Augsburger Allgemeine (Ausgabe Stadt)
Lampen-diebstahl im großen Stil
Fünf Mitarbeiter eines Speditionsbetriebs stahlen bei Ledvance Tausende von hochwertigen Lampen für über 100 000 Euro und verkauften sie. Wie ihnen die Ermittler auf die Schliche kamen
Firmen, die hochwertige Industrieprodukte herstellen, wissen, dass ungetreue Mitarbeiter immer wieder aus den Lagerhallen Waren verschwinden lassen, die dann im Internet kostengünstig angeboten werden. Betriebsinterne Testkäufer versuchen, „heiße Ware“aufzuspüren. So auch firmeneigene „Detektive“des Lampenwerks „Ledvance“(früher Osram) in Augsburg.
Sie stießen im Herbst 2016 auf der Webseite eines Berliner Internetshops auf ein ungewöhnliches Angebot: Dort wurden neuartige Halogenlampen des Typs Xenarc Night Breaker angepriesen, die das Unternehmen überhaupt noch nicht auf den Markt gebracht hatte. Die Xenon-lampen – Stückpreis etwa 65 Euro – mussten aus Lagerbeständen gestohlen worden sein. Eine interne Revision ergab, dass rund 15000 hochwertige Lampen verschiedener Typen abhandengekommen waren.
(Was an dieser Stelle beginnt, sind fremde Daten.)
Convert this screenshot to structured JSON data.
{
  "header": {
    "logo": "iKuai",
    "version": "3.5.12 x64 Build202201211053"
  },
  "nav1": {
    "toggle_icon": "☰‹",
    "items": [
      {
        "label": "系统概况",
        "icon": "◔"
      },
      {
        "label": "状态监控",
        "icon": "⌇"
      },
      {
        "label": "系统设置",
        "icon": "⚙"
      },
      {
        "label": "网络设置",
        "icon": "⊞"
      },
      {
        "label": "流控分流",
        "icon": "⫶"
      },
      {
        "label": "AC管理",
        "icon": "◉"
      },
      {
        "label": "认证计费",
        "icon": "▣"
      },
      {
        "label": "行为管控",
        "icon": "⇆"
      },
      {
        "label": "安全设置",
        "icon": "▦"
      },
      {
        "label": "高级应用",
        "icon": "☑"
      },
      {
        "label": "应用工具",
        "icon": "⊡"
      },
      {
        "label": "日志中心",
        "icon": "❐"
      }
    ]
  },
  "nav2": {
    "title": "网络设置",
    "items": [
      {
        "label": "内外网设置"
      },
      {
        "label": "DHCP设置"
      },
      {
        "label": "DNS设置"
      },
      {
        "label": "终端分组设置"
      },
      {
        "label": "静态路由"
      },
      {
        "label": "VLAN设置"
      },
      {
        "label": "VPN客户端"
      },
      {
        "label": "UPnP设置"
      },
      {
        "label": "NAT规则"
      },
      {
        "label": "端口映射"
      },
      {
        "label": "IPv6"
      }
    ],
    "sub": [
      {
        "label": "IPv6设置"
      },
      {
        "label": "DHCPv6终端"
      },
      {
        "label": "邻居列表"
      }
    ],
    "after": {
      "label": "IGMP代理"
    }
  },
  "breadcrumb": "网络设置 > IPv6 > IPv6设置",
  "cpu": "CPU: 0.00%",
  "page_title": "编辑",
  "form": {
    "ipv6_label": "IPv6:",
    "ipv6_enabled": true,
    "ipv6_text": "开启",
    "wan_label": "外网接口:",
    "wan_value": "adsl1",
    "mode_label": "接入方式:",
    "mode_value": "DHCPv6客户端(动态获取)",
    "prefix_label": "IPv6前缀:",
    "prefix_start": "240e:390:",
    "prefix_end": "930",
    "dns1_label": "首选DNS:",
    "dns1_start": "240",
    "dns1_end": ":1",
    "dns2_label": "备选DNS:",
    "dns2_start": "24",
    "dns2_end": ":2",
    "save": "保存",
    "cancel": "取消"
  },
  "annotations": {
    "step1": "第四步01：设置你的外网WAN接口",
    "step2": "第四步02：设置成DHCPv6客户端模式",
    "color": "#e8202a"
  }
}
Die Kripo konnte Diebe und Hehler ermitteln – allerdings nur für einen Teil der gestohlenen Ware. Fünf Mitarbeiter eines Speditionsbetriebes, der für Ledvance in Lechhausen ein Lager betrieb, standen jetzt wegen Bandendiebstahls vor einem Schöffengericht unter Vorsitz von Richter Baptist Michale.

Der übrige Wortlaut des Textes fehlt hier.